Cosa l’ha conquistata del testo di Bassetti?
«Il fatto che si tratti innanzitutto di un’indagine sulla vita, sull’esistenza, non solo sul rapporto tra due sorelle. In questo spaccato di vita delle due, alcuni di noi, interpreti o spettatori, si possono in qualche modo ritrovare e sono anche liberi di immaginarsi una fine, un prosieguo che non è scritto».
Che indicazioni vi ha dato Strabioli?
«Ci ha lasciato libere di immaginarci la fine. Sarah se la immagina bella».
Io invece ho avuto la sensazione che il suo personaggio mediti il suicidio.
«Ho avuto la sensazione anch’io ma poi chissà. L’interesse sta proprio qui, nel dubbio che resta aperto».

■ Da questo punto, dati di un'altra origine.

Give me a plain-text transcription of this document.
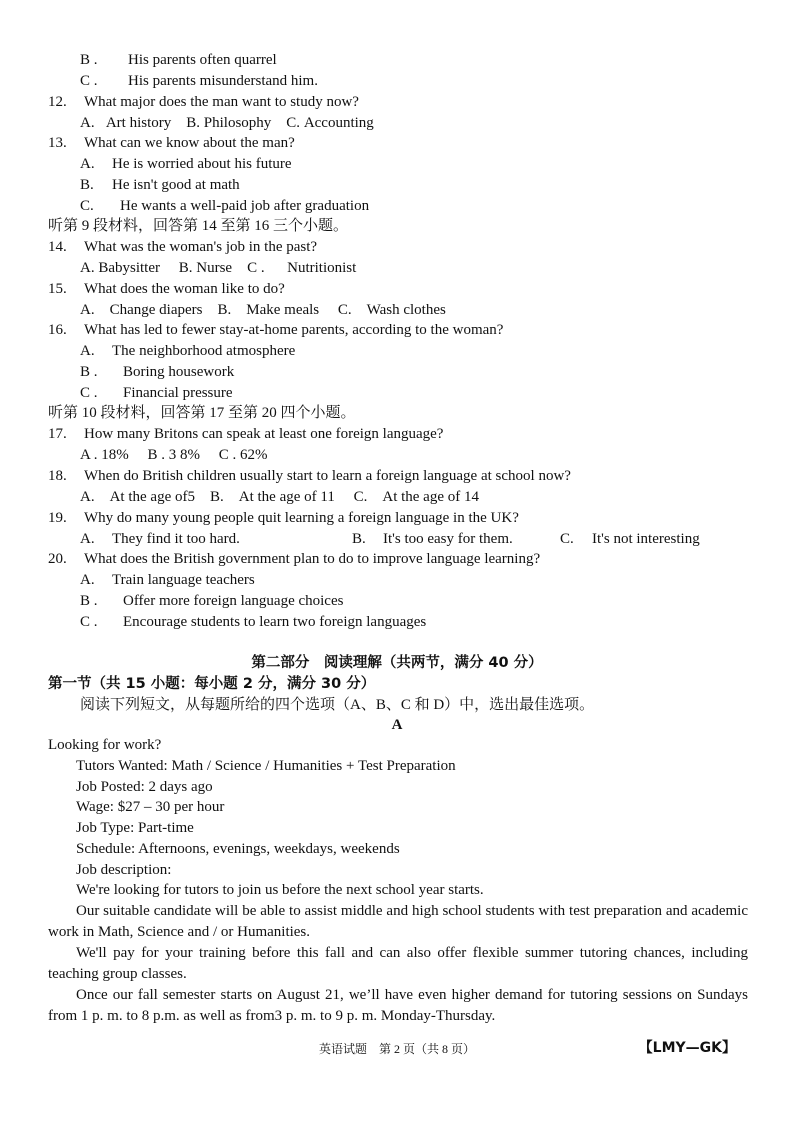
B . His parents often quarrel
C . His parents misunderstand him.
12. What major does the man want to study now?
A. Art history B. Philosophy C. Accounting
13. What can we know about the man?
A. He is worried about his future
B. He isn't good at math
C. He wants a well-paid job after graduation
听第 9 段材料，回答第 14 至第 16 三个小题。
14. What was the woman's job in the past?
A. Babysitter B. Nurse C . Nutritionist
15. What does the woman like to do?
A. Change diapers B. Make meals C. Wash clothes
16. What has led to fewer stay-at-home parents, according to the woman?
A. The neighborhood atmosphere
B . Boring housework
C . Financial pressure
听第 10 段材料，回答第 17 至第 20 四个小题。
17. How many Britons can speak at least one foreign language?
A . 18% B . 3 8% C . 62%
18. When do British children usually start to learn a foreign language at school now?
A. At the age of5 B. At the age of 11 C. At the age of 14
19. Why do many young people quit learning a foreign language in the UK?
A. They find it too hard.	B. It's too easy for them.	C. It's not interesting
20. What does the British government plan to do to improve language learning?
A. Train language teachers
B . Offer more foreign language choices
C . Encourage students to learn two foreign languages
第二部分　阅读理解（共两节，满分 40 分）
第一节（共 15 小题：每小题 2 分，满分 30 分）
阅读下列短文，从每题所给的四个选项（A、B、C 和 D）中，选出最佳选项。
A
Looking for work?
Tutors Wanted: Math / Science / Humanities + Test Preparation
Job Posted: 2 days ago
Wage: $27 – 30 per hour
Job Type: Part-time
Schedule: Afternoons, evenings, weekdays, weekends
Job description:
We're looking for tutors to join us before the next school year starts.
Our suitable candidate will be able to assist middle and high school students with test preparation and academic work in Math, Science and / or Humanities.
We'll pay for your training before this fall and can also offer flexible summer tutoring chances, including teaching group classes.
Once our fall semester starts on August 21, we’ll have even higher demand for tutoring sessions on Sundays from 1 p. m. to 8 p.m. as well as from3 p. m. to 9 p. m. Monday-Thursday.
英语试题　第 2 页（共 8 页）	【LMY—GK】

In genere come sceglie un testo?
«Ho interpretato i classici greci, Goldoni, Pirandello, la commedia contemporanea e oggigiorno scelgo sulla base della possibilità di lavorare armoniosamente. Mi sono ritrovata spesso in situazioni di conflitto e su questo piano ho già dato. Dico sempre che questo è il lavoro più bello del mondo ma a condizione che ci sia condivisione, non solo di un modo di lavorare ma di vivere. Non voglio, dopo ogni spettacolo, dover rientrare in albergo con il mal di stomaco. Però mi piace mettermi in gioco, lavorare con registi giovani, affrontare drammaturgie particolari. Ho un progetto imminente ma mi hanno fatto giurare di non anticipare nulla prima della conferenza stampa».

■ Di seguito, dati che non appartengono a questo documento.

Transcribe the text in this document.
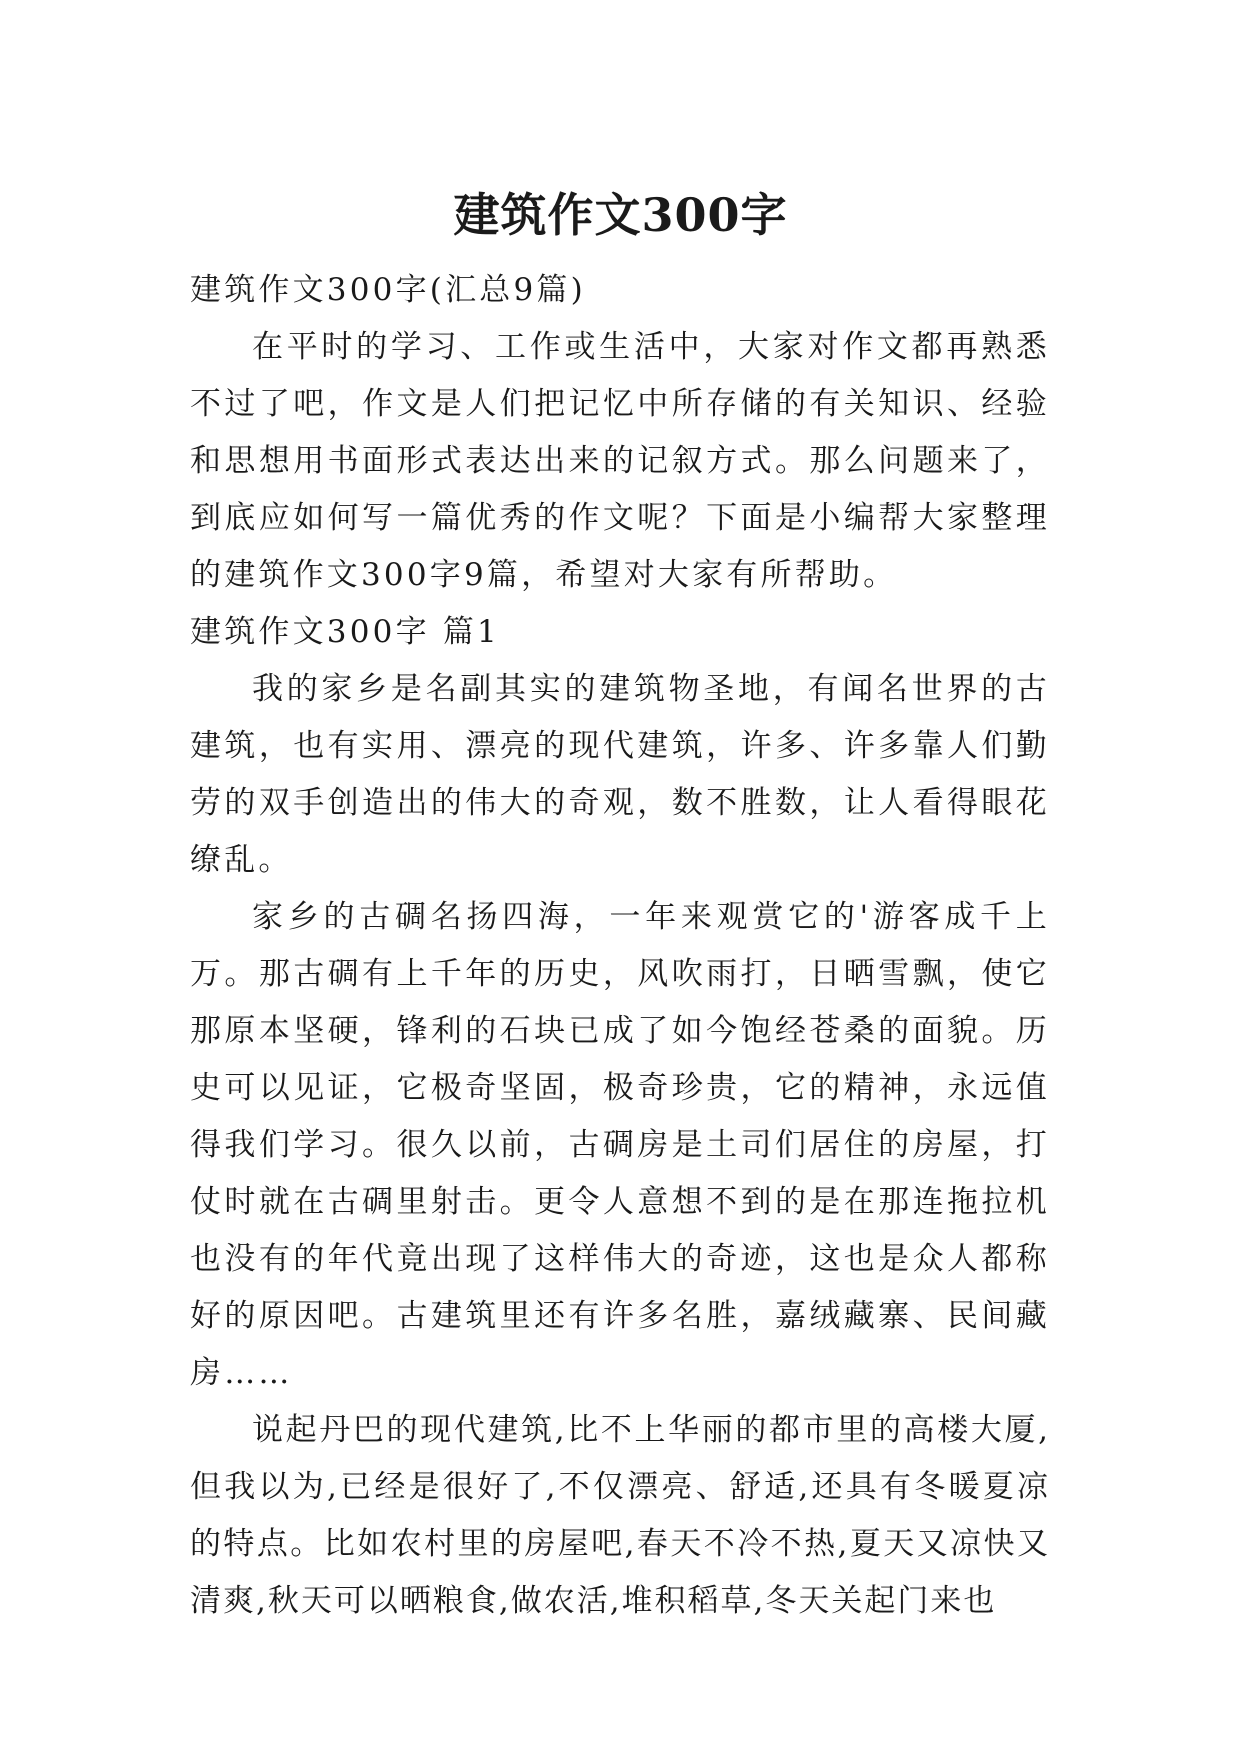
建筑作文300字

建筑作文300字(汇总9篇)

在平时的学习、工作或生活中，大家对作文都再熟悉不过了吧，作文是人们把记忆中所存储的有关知识、经验和思想用书面形式表达出来的记叙方式。那么问题来了，到底应如何写一篇优秀的作文呢？下面是小编帮大家整理的建筑作文300字9篇，希望对大家有所帮助。

建筑作文300字 篇1

我的家乡是名副其实的建筑物圣地，有闻名世界的古建筑，也有实用、漂亮的现代建筑，许多、许多靠人们勤劳的双手创造出的伟大的奇观，数不胜数，让人看得眼花缭乱。

家乡的古碉名扬四海，一年来观赏它的'游客成千上万。那古碉有上千年的历史，风吹雨打，日晒雪飘，使它那原本坚硬，锋利的石块已成了如今饱经苍桑的面貌。历史可以见证，它极奇坚固，极奇珍贵，它的精神，永远值得我们学习。很久以前，古碉房是土司们居住的房屋，打仗时就在古碉里射击。更令人意想不到的是在那连拖拉机也没有的年代竟出现了这样伟大的奇迹，这也是众人都称好的原因吧。古建筑里还有许多名胜，嘉绒藏寨、民间藏房……

说起丹巴的现代建筑,比不上华丽的都市里的高楼大厦,但我以为,已经是很好了,不仅漂亮、舒适,还具有冬暖夏凉的特点。比如农村里的房屋吧,春天不冷不热,夏天又凉快又清爽,秋天可以晒粮食,做农活,堆积稻草,冬天关起门来也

La sua notorietà è indissolubilmente legata a “Storia di Anna”, sceneggiato Rai dell’81 diretto da Salvatore Nocita, dove interpretava una tossicodipendente, che le è valso anche numerosi riconoscimenti. Che ricordo ha?
«È stato un inizio fortunatissimo ma io ero molto giovane ed è stato un lavoro durissimo, non possedevo gli strumenti sufficienti per interpretare quel ruolo in modo distaccato e, più che interpretarlo, l’ho proprio vissuto e poi ho avuto un esaurimento».

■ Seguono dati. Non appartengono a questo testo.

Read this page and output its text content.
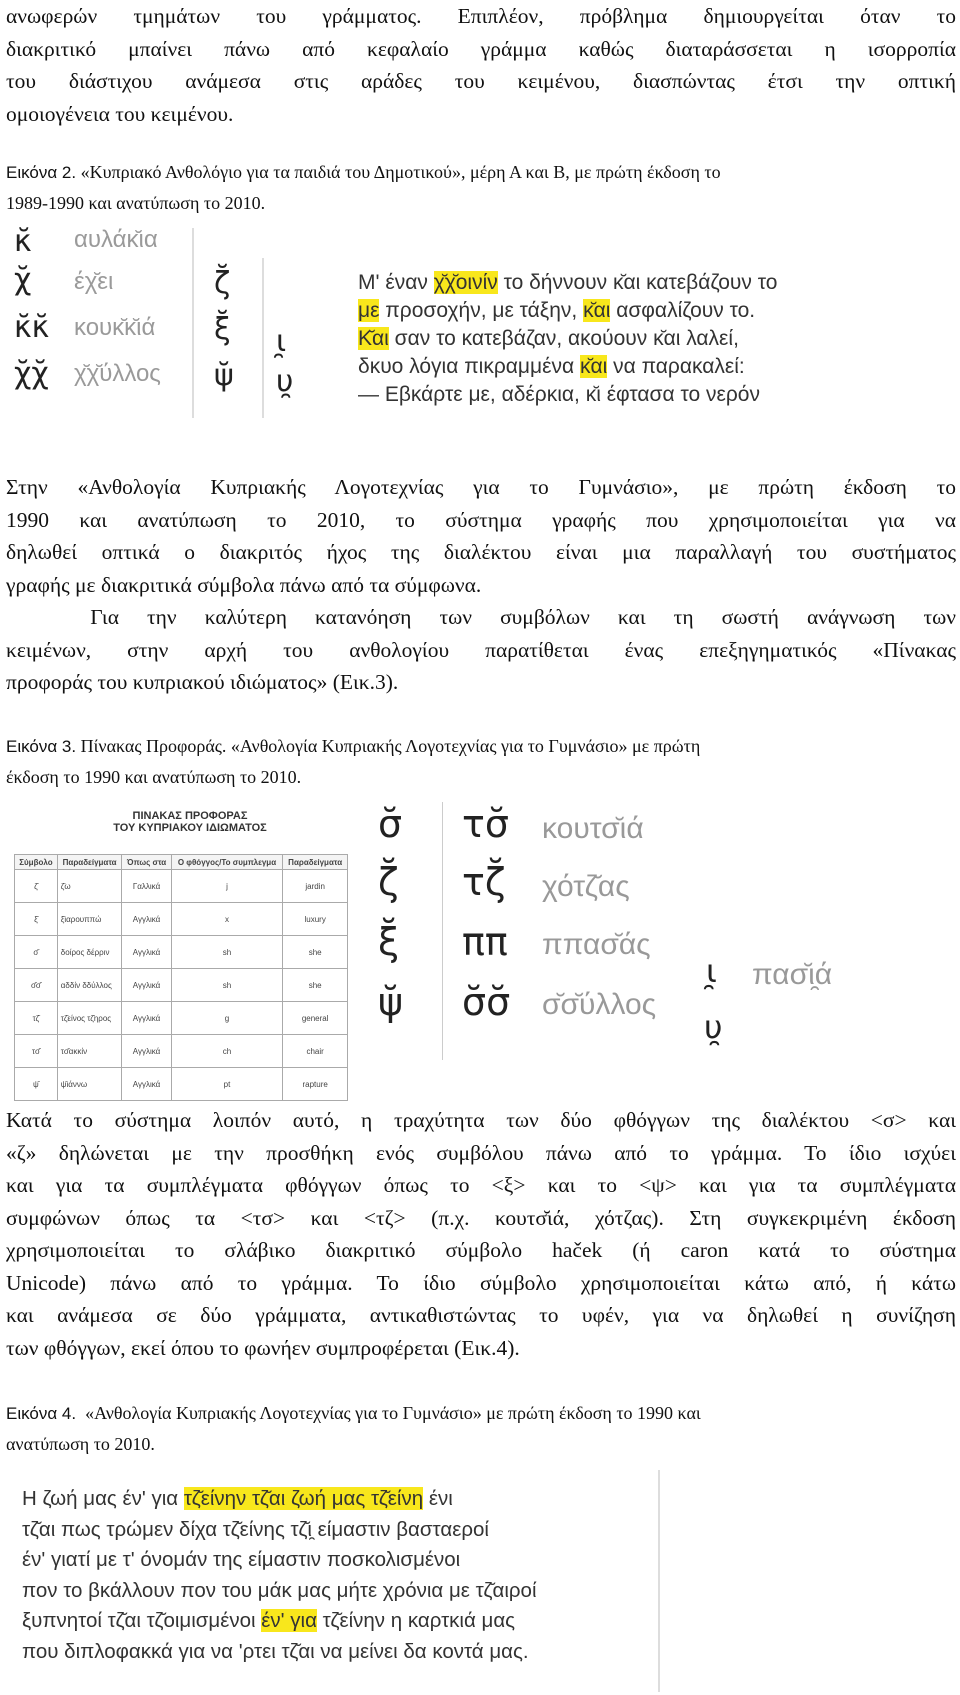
ανωφερών τμημάτων του γράμματος. Επιπλέον, πρόβλημα δημιουργείται όταν το
διακριτικό μπαίνει πάνω από κεφαλαίο γράμμα καθώς διαταράσσεται η ισορροπία
του διάστιχου ανάμεσα στις αράδες του κειμένου, διασπώντας έτσι την οπτική
ομοιογένεια του κειμένου.
Εικόνα 2. «Κυπριακό Ανθολόγιο για τα παιδιά του Δημοτικού», μέρη Α και Β, με πρώτη έκδοση το
1989-1990 και ανατύπωση το 2010.
κ̆
χ̆
κ̆κ̆
χ̆χ̆
αυλάκ̆ια
έχ̆ει
κουκ̆κ̆ιά
χ̆χ̆ύλλος
ζ̆
ξ̆
ψ̆
ι̯
υ̯
Μ' έναν χ̆χ̆οινίν το δήννουν κ̆αι κατεβάζουν το
με προσοχήν, με τάξην, κ̆αι ασφαλίζουν το.
Κ̆αι σαν το κατεβάζαν, ακούουν κ̆αι λαλεί,
δκυο λόγια πικραμμένα κ̆αι να παρακαλεί:
— Εβκάρτε με, αδέρκια, κ̆ι έφτασα το νερόν
Στην «Ανθολογία Κυπριακής Λογοτεχνίας για το Γυμνάσιο», με πρώτη έκδοση το
1990 και ανατύπωση το 2010, το σύστημα γραφής που χρησιμοποιείται για να
δηλωθεί οπτικά ο διακριτός ήχος της διαλέκτου είναι μια παραλλαγή του συστήματος
γραφής με διακριτικά σύμβολα πάνω από τα σύμφωνα.
Για την καλύτερη κατανόηση των συμβόλων και τη σωστή ανάγνωση των
κειμένων, στην αρχή του ανθολογίου παρατίθεται ένας επεξηγηματικός «Πίνακας
προφοράς του κυπριακού ιδιώματος» (Εικ.3).
Εικόνα 3. Πίνακας Προφοράς. «Ανθολογία Κυπριακής Λογοτεχνίας για το Γυμνάσιο» με πρώτη
έκδοση το 1990 και ανατύπωση το 2010.
ΠΙΝΑΚΑΣ ΠΡΟΦΟΡΑΣ
ΤΟΥ ΚΥΠΡΙΑΚΟΥ ΙΔΙΩΜΑΤΟΣ
Σύμβολο	Παραδείγματα	Όπως στα	Ο φθόγγος/Το συμπλεγμα	Παραδείγματα
ζ̆	ζ̆ω	Γαλλικά	j	jardin
ξ̆	ξ̆ιαρουππώ	Αγγλικά	x	luxury
σ̆	δοίρος δέρριν	Αγγλικά	sh	she
σ̆σ̆	αδδίν δδύλλος	Αγγλικά	sh	she
τζ̆	τζ̆είνος τζ̆ηρος	Αγγλικά	g	general
τσ̆	τσ̆ακκίν	Αγγλικά	ch	chair
ψ̆	ψ̆ιάννω	Αγγλικά	pt	rapture
σ̆
ζ̆
ξ̆
ψ̆
τσ̆
τζ̆
ππ
σ̆σ̆
κουτσ̆ιά
χότζ̆ας
ππασ̆άς
σ̆σ̆ύλλος
ι̯
υ̯
πασ̆ι̯ά
Κατά το σύστημα λοιπόν αυτό, η τραχύτητα των δύο φθόγγων της διαλέκτου <σ> και
«ζ» δηλώνεται με την προσθήκη ενός συμβόλου πάνω από το γράμμα. Το ίδιο ισχύει
και για τα συμπλέγματα φθόγγων όπως το <ξ> και το <ψ> και για τα συμπλέγματα
συμφώνων όπως τα <τσ> και <τζ> (π.χ. κουτσ̆ιά, χότζας). Στη συγκεκριμένη έκδοση
χρησιμοποιείται το σλάβικο διακριτικό σύμβολο haček (ή caron κατά το σύστημα
Unicode) πάνω από το γράμμα. Το ίδιο σύμβολο χρησιμοποιείται κάτω από, ή κάτω
και ανάμεσα σε δύο γράμματα, αντικαθιστώντας το υφέν, για να δηλωθεί η συνίζηση
των φθόγγων, εκεί όπου το φωνήεν συμπροφέρεται (Εικ.4).
Εικόνα 4.  «Ανθολογία Κυπριακής Λογοτεχνίας για το Γυμνάσιο» με πρώτη έκδοση το 1990 και
ανατύπωση το 2010.
Η ζωή μας έν' για τζ̆είνην τζ̆αι ζωή μας τζ̆είνη ένι
τζ̆αι πως τρώμεν δίχα τζ̆είνης τζ̆ι̯ είμαστιν βασταεροί
έν' γιατί με τ' όνομάν της είμαστιν ποσκολισμένοι
πον το βκάλλουν πον του μάκ μας μήτε χρόνια με τζ̆αιροί
ξυπνητοί τζ̆αι τζ̆οιμισμένοι έν' για τζ̆είνην η καρτκιά μας
που διπλοφακκά για να 'ρτει τζ̆αι να μείνει δα κοντά μας.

Oggi sembra più vicina a un approccio distaccato al personaggio.
«Assolutamente. Sono contraria a ogni forma di cannibalismo emotivo. Mi viene in mente Mastroianni che dopo un ciack drammatico si dice che chiedesse “‘Ndo se va a magnà?”».
Lei ha lavorato con dei giganti della scena, da Gigi Proietti a Franca Nuti con cui ha proprio debuttato in teatro.
«Un’attrice immensa. La seguivo fin da ragazzina e quando ho avuto la fortuna di lavorare con lei restavo in quinta a osservarla. Ero così affascinata che al provino per “Storia di Anna” ho portato un pezzo fatto da lei, ma era di una donna di quarant’anni e io ne avevo venti».
Però l’hanno presa.
«Mi hanno presa».
Com’è andata con Proietti?
«Bene, dopo una serie infinita di provini. Facevo Rossana nel “Cyrano de Bergerac”, quindi il ruolo protagonista. Io, unica milanese in una compagnia di romani, trenta personaggi, principalmente suoi allievi».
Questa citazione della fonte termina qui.